Kit Components & Storage
| Item | Component |
Size 1 (50Assays) |
Size 2 (100Assays) |
Storage |
| Reagent 1 | Buffer Solution | 13 mL ×1 vial | 26 mL ×1 vial | 2-8°C, 12 months |
| Reagent 2 | Inhibitor | 1.2 mL ×1 vial | 1.2 mL ×1 vial | -20°C, 12 months |
| Reagent 3 | Substrate A | Powder ×1 vial | Powder ×1 vial | -20°C, 12 months |
| Reagent 4 | Substrate B | 1.2 mL ×1 vial | 1.2 mL ×2 vials | 2-8°C, 12 months |
| Reagent 5 | Accelerant A | 3 mL ×1 vial | 3 mL ×1 vial | 2-8°C, 12 months |
| Reagent 6 | Accelerant B | 1.2 mL ×1 vial | 1.2 mL ×2 vials | -20°C, 12 months |
| Reagent 7 | Chromogenic Agent | 2 mL ×1 vial | 2 mL ×1 vial | 2-8°C, 12 months |
Note: The reagents must be stored strictly according to the preservation conditions in the above table. The reagents in different kits cannot be mixed with each other. For a small volume of reagents, please centrifuge before use, so as not to obtain sufficient amount of reagents.
Technical Data:
Parameter:
Intra-assay Precision
Three mouse brain tissue samples were assayed in replicates of 20 to determine precision within an assay. (CV = Coefficient of Variation)
| Parameters | Sample 1 | Sample 2 | Sample 3 |
| Mean (U/g fresh weight) | 5.70 | 22.50 | 32.00 |
| %CV | 5.2 | 4.9 | 4.9 |
Inter-assay Precision
Three mouse brain tissue samples were assayed 20 times in duplicate by three operators to determine precision between assays.
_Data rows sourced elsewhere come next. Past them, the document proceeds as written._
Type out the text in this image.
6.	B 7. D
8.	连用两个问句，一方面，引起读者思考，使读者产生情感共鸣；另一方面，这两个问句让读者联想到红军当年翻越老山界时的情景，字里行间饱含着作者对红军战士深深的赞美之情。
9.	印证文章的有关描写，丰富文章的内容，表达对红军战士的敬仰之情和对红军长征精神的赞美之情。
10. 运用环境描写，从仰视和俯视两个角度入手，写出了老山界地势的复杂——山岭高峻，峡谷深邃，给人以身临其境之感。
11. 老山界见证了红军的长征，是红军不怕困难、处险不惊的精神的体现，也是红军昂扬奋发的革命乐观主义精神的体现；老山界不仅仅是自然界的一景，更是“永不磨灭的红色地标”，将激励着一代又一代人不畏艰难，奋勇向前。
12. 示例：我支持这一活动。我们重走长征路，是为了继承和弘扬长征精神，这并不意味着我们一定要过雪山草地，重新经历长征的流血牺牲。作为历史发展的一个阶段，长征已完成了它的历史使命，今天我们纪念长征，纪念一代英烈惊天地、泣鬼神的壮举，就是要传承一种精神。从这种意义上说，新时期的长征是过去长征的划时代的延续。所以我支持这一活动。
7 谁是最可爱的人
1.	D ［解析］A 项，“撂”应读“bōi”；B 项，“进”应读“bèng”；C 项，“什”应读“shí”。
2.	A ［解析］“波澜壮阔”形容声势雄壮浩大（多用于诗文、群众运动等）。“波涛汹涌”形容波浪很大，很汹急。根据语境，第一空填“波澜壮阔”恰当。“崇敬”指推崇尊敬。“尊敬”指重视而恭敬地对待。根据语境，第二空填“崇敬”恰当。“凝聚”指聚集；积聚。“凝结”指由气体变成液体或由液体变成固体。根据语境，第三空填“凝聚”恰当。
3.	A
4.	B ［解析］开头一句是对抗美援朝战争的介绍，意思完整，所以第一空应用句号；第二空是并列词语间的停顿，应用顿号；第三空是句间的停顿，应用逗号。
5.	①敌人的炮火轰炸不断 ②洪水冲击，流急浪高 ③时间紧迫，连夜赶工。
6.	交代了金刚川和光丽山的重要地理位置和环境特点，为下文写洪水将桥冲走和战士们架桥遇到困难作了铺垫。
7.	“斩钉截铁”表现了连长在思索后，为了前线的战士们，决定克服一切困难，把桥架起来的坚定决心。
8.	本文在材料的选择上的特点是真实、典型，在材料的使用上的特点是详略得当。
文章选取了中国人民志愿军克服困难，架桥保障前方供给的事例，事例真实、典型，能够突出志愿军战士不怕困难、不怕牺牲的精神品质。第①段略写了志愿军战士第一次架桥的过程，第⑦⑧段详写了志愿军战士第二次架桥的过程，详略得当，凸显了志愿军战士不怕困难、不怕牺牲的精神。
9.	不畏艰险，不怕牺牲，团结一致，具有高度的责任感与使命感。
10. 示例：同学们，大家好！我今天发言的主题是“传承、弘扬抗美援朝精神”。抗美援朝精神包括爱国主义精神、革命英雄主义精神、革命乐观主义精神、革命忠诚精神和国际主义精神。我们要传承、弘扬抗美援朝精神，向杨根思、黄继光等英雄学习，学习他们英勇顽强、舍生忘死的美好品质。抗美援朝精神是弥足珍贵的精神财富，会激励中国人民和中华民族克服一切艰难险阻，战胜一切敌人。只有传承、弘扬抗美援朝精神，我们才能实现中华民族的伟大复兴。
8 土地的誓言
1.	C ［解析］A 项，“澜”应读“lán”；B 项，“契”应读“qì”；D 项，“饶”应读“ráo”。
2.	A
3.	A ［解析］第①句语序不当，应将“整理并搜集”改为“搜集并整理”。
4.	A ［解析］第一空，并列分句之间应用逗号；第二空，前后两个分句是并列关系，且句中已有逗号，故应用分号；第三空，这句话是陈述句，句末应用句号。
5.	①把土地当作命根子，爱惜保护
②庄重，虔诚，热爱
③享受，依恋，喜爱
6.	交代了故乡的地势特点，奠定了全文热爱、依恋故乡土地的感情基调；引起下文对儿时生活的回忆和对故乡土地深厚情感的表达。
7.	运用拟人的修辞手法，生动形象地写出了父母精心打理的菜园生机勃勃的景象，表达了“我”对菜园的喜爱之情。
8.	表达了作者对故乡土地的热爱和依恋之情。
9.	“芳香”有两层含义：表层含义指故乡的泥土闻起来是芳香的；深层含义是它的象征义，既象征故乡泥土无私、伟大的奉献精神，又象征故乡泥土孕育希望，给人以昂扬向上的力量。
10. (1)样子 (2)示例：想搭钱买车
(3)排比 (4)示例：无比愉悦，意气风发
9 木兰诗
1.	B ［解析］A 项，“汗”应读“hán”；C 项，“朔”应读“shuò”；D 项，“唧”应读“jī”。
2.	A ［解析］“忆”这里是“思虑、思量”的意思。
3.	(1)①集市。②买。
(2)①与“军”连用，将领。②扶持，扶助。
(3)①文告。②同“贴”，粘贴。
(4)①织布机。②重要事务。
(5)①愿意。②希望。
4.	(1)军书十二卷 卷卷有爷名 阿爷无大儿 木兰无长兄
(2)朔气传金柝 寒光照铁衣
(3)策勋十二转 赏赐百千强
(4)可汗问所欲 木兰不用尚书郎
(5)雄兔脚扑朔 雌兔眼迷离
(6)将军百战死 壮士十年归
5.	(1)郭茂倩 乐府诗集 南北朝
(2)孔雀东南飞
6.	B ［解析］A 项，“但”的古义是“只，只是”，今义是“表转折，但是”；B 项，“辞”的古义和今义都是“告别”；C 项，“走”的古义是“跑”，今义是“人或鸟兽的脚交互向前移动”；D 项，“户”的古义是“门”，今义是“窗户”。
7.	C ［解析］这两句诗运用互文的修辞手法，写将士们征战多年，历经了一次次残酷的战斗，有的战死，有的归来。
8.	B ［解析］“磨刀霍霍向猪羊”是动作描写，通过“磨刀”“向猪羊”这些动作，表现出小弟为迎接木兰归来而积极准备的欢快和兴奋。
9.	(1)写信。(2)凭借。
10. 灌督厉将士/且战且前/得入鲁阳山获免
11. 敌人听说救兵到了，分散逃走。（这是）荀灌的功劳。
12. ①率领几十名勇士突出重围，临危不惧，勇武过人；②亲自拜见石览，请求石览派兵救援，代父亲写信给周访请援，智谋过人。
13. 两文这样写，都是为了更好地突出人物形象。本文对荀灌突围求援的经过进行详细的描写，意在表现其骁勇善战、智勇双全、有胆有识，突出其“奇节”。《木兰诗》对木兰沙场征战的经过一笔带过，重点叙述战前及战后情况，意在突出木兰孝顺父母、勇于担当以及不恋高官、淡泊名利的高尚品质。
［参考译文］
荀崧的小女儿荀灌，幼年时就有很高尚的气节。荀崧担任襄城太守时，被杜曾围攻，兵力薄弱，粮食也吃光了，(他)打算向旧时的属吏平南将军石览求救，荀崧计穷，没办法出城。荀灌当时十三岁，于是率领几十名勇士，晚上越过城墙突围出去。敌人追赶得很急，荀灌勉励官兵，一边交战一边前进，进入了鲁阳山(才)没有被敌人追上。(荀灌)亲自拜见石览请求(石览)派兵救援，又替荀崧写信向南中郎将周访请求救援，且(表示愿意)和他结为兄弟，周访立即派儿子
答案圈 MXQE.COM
| Parameters | Sample 1 | Sample 2 | Sample 3 |
| Mean (U/g fresh weight) | 5.70 | 22.50 | 32.00 |
| %CV | 9.2 | 9.3 | 9.1 |
Sensitivity
The analytical sensitivity of the assay is 1.21 U/g wet weight. This was determined by adding two standard deviations to the mean O.D. obtained when the zero standard was assayed 20 times, and calculating the corresponding concentration.